Pupils enjoying school dinners at a Primary School
Pupils enjoying school dinners at a Primary School

Ms Monaghan's comments come after the Government is being urged to inject £75 million into school breakfast provision after a report claimed the most vulnerable children are being failed.

Education charity Magic Breakfast said its research exposed a “patchwork” of provision, leading some children starting class too hungry to learn.

The impact is “significant”, with studies showing morning hunger leading to increased absence, lower levels of attainment and poor behaviour in class, said the report.

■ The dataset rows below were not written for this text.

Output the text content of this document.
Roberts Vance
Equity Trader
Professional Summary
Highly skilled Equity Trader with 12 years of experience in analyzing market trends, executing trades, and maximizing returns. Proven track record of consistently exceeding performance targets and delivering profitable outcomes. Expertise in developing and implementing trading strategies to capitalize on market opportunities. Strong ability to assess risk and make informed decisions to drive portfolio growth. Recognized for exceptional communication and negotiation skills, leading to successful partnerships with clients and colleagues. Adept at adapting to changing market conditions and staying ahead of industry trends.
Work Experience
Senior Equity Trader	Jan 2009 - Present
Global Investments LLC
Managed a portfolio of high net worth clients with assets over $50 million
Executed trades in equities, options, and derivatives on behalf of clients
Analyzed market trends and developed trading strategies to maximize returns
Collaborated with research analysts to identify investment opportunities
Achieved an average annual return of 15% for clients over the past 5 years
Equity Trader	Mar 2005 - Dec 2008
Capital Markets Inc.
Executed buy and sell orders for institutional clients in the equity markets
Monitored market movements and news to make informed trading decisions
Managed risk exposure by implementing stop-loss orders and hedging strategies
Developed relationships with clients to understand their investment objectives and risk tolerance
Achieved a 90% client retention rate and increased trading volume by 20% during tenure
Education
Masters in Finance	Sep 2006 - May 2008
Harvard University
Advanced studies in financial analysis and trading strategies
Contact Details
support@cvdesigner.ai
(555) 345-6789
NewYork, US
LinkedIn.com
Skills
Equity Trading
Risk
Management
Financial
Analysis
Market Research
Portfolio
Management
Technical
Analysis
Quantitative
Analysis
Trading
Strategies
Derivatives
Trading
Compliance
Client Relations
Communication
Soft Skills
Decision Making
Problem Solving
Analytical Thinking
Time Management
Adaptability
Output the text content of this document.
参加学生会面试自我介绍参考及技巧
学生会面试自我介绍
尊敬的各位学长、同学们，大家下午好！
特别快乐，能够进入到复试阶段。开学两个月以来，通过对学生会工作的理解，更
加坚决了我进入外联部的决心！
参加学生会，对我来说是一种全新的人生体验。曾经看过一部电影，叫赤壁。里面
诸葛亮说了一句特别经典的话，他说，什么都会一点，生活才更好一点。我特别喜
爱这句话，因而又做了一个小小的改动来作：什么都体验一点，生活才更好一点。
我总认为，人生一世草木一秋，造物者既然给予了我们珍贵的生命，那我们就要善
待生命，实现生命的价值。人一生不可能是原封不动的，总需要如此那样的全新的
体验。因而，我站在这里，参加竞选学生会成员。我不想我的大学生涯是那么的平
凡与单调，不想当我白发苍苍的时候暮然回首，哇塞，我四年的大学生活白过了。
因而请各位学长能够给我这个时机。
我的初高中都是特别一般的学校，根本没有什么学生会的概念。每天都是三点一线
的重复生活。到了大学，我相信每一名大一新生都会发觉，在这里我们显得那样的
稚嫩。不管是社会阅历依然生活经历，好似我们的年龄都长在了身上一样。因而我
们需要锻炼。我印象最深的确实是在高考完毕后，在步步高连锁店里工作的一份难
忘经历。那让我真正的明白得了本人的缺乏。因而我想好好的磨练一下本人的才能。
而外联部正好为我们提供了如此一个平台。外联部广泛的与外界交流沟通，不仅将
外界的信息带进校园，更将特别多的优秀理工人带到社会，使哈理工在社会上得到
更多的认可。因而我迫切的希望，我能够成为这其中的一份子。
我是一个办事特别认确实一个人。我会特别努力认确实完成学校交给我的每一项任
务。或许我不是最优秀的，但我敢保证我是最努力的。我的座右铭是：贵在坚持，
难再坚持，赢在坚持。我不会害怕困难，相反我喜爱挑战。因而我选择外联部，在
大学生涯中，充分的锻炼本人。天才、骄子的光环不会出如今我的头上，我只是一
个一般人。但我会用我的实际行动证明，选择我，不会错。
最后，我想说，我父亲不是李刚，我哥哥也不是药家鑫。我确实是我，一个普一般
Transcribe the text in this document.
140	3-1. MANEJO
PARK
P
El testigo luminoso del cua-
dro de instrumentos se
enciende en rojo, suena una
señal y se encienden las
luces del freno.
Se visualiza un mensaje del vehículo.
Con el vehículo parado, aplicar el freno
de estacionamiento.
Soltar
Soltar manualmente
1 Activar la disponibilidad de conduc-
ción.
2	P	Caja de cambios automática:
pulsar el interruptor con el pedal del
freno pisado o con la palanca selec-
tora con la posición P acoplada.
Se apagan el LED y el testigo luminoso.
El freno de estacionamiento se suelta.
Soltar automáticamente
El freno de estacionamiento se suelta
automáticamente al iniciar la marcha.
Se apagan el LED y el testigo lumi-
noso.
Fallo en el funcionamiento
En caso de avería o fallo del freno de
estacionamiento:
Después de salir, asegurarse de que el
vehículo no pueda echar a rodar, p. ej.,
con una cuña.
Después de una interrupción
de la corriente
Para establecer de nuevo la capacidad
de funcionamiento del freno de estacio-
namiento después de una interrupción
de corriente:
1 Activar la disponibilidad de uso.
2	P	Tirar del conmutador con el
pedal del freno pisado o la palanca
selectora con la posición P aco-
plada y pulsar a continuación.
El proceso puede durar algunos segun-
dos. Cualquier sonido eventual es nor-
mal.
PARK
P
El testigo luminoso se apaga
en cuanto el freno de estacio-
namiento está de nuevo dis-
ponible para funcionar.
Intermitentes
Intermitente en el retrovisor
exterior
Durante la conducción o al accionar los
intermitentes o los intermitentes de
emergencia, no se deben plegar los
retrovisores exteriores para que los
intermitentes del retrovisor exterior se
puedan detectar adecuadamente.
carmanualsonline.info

Staff and food costs were said to be the biggest barrier to school efforts to end hunger in the classroom.

Magic Breakfast called for an urgent £75 million funding boost for school breakfasts in England, and similar investments from the Scottish Government to level up education and reach those children and young people at risk of hunger.

Ruth Perry, head of school at Newall Green Primary School in Wythenshawe, Manchester, said: “There is a cost-of-living crisis affecting parents and if we didn’t have a Magic Breakfast in the morning, some children would be starting class hungry.

“Instead, pupils begin the day with a free, healthy breakfast and are better prepared to learn. My staff and I have seen the difference it can make.”

Wales is the only UK nation with centrally funded free breakfast provision, said the report.